Genes are the basic physical units of inheritance passed from parents to offspring; they contain the information needed to specify traits. Humans have approximately 20,000 genes, an impressive collection that constitutes an individual’s genotype. Genes are grouped into 23 pairs of chromosomes, each pair containing approximately 3.1 billion distinct code elements. The information encoded in genes is expressed through the creation of proteins that build body structures and control body functions — the individual’s observable traits, called the phenotype.
This expression involves transcription of the code from genes to messenger molecules that leave the cell nuclei and enter the cell body, where they direct synthesis of a specific protein. Gene expression is affected by another layer of molecules (the epigenome), which varies from cell to cell. The relationship between genotype and phenotype is complicated further by gene interaction with the environment. Thus, studying genetics is complex and requires a lot of resources. So far, genetic studies in diving have just scratched the surface.
Changes in gene expression and transcription have been found in animals exposed to breath-hold and compressed-gas diving.
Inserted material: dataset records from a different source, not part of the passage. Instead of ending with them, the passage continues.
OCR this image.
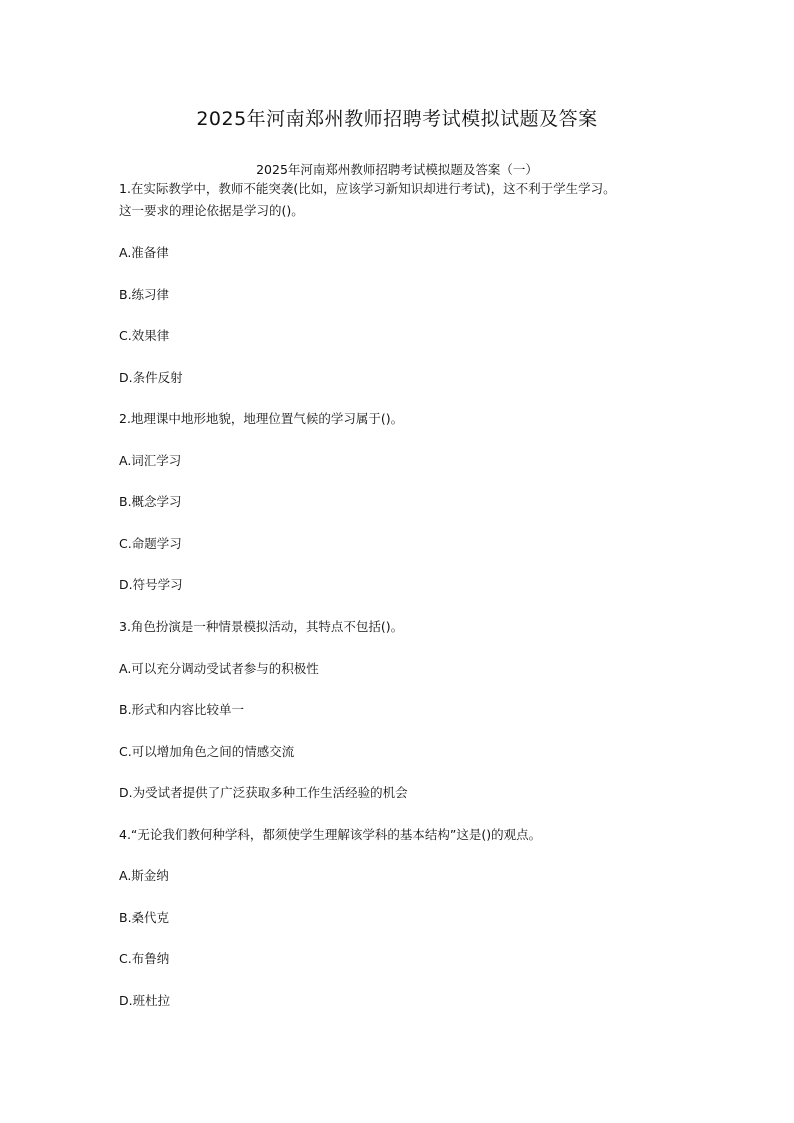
2025年河南郑州教师招聘考试模拟试题及答案
2025年河南郑州教师招聘考试模拟题及答案（一）
1.在实际教学中，教师不能突袭(比如，应该学习新知识却进行考试)，这不利于学生学习。
这一要求的理论依据是学习的()。
A.准备律
B.练习律
C.效果律
D.条件反射
2.地理课中地形地貌，地理位置气候的学习属于()。
A.词汇学习
B.概念学习
C.命题学习
D.符号学习
3.角色扮演是一种情景模拟活动，其特点不包括()。
A.可以充分调动受试者参与的积极性
B.形式和内容比较单一
C.可以增加角色之间的情感交流
D.为受试者提供了广泛获取多种工作生活经验的机会
4.“无论我们教何种学科，都须使学生理解该学科的基本结构”这是()的观点。
A.斯金纳
B.桑代克
C.布鲁纳
D.班杜拉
Underwater diving exposes divers to hyperoxia and increased production of reactive oxygen species, which are involved with nearly every physiological process in cells, including programmed cell death (apoptosis). Response to this stress alone can alter gene expression and transcription. Similar stress may be caused by exercise in nondivers and by many other factors.
Some studies found that experienced divers, as compared with nondivers, showed persistent changes in pathways of apoptosis, inflammation and immune responses in blood transcriptomes, indicating a cellular state of sustained alertness toward exogenous stress. There were no measurable physiological differences, however, between the divers and nondivers. Changes found after scuba diving were typical of sublethal oxidative stress; they included suppression of lymphocyte activity and activation of the innate immune system. It was not possible to distinguish the effects of oxidative stress and of gas microbubbles. Changes were similar after additional dives, and they returned to normal in between the dives.
Whether there will be a dive analog of BRCA1 and BRCA2 is impossible to predict at this stage. But these are just the first steps in a long journey, and accelerating development in medicine and technology leaves little doubt that precision medicine for divers will be achieved.